When he had finished Moya had her turn. She went easy on the hard luck dimension of a loving mother left by a selfish father to bring up a child on her own. She decided she knew him well enough to complain that she believed her career was being held back by time-serving men who didn’t like to see a mere woman rise above them.
Towards the end she suddenly realized that she should have been packing for her Paris weekend but Ian Dalglish hadn’t bothered to try to contact her to say he was sorry after their last row. Well, she wasn’t going to phone him. The portable was on the mantelpiece with Fyfe’s car keys. It wouldn’t require many detective skills to find her, but he hadn’t even made the effort. Let the selfish swine enjoy his own company, she decided. That would teach him.

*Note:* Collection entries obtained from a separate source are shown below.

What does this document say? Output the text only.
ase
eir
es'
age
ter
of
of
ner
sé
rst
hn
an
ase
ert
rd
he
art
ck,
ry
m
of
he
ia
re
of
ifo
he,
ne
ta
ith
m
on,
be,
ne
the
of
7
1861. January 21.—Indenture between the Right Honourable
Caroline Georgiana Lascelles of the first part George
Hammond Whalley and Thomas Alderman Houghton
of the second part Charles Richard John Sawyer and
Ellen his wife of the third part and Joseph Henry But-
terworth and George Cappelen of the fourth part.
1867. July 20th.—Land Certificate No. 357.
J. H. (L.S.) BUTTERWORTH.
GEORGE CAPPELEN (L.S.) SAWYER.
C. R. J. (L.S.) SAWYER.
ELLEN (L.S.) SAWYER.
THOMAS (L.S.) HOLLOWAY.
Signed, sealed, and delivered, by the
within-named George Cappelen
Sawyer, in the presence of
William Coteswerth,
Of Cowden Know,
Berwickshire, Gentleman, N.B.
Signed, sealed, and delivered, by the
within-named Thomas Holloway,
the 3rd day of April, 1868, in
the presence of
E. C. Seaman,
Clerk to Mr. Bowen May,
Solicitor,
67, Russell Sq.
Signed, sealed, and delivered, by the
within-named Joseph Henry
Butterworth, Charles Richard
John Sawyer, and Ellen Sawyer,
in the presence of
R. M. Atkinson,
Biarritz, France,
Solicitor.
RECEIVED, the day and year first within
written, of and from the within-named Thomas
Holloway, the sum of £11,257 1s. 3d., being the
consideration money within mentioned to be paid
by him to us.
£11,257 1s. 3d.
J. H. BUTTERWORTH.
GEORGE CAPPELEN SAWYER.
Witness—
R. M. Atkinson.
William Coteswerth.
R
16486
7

Maybe she should tell Fyfe more about her erratic love life, s
he thought. She could cry on his sympathetic shoulder. He would be understanding. There was obviously a mutual attraction between them. It seemed that he instinctively understood more than she had told him already. She liked him. She had felt herself growing closer to him throughout the day. It would be nice to kiss him as long as he didn’t expect anything more as a matter of course. Friends could exchange kisses without guilt. Kisses and hugs. Won’t you be my friend, David? she thought.
Moya closed her eyes and pretended to sleep. It gave Fyfe the chance to observe her closely, to look at her face and notice the miniature laughter lines and the tiny kink in her nose. As he had done all day from a distance, he admired the swelling of her chest below the white blouse tucked into the wide belt at her waist, and her bony wrists and long fingers, and the gentle curve of her thighs, and the lovely ankles crossed one on top of the other and sheathed in black.

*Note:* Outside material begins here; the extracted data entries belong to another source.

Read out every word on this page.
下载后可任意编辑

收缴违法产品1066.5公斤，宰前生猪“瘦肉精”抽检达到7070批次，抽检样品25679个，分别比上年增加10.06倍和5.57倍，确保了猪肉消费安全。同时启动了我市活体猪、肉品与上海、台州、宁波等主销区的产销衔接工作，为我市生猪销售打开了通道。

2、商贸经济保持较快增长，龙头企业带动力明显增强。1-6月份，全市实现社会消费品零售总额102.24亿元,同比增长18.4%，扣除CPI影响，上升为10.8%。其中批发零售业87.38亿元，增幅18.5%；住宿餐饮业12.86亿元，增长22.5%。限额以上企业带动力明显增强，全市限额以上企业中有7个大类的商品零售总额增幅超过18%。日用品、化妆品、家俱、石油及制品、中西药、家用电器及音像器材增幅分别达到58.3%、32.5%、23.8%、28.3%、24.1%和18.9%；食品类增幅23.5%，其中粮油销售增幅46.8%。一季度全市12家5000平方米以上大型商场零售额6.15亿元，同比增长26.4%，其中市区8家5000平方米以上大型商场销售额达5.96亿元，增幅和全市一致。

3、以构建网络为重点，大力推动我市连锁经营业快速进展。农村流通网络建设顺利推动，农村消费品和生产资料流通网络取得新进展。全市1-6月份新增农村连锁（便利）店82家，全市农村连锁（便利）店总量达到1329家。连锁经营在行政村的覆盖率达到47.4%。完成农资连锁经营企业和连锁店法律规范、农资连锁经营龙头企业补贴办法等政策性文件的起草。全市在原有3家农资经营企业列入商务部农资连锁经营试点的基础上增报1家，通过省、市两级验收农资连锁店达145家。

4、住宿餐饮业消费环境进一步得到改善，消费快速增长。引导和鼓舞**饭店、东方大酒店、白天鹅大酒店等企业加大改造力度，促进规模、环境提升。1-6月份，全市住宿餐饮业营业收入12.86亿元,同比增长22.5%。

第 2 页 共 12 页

She was smiling broadly. She must know he was looking at her. Why else would she be lying back and enjoying it so? He wondered what she would do if he called her bluff. If he leaned forward and kissed her on the lips. The urge was becoming compellingly strong. Maybe he was psychic? Maybe he really could read her mind and that was precisely what she wanted him to do? Maybe she was silently urging him on, only he was too stupid to realize it. He looked up at Jill for moral support. Jill looked doubtful. But then she was likely to be jealous so she wasn’t the best of judges.
He should have shaved. A definite roughness had returned to his chin despite Sergio’s special the previous morning. Fyfe got onto his knees and crawled over to be nearer Moya. She must be aware of him approaching her. His body had blocked off the heat from the fire. If she wanted him to stop all she had to do was open her eyes and warn him off. Yet she still lay there, eyes shut, still smiling. It was all set up. They wouldn’t be interrupted. He had deliberately switched off the portable. If Moya had noticed he would have said it was an accident. What was he waiting for? A written invitation?
He hesitated. Never mind what Moya wanted. Did he want to do this? Did he want to get involved with another woman just when he and Sally seemed to be getting on so well together after all their troubles. Most of his problems stemmed from an inability to resist women. Why didn’t he nip this particular problem in the bud. Save himself some grief. Besides, she had told him about her boyfriend back home. He looked over at Jill for guidance. She was no help. He was on his own.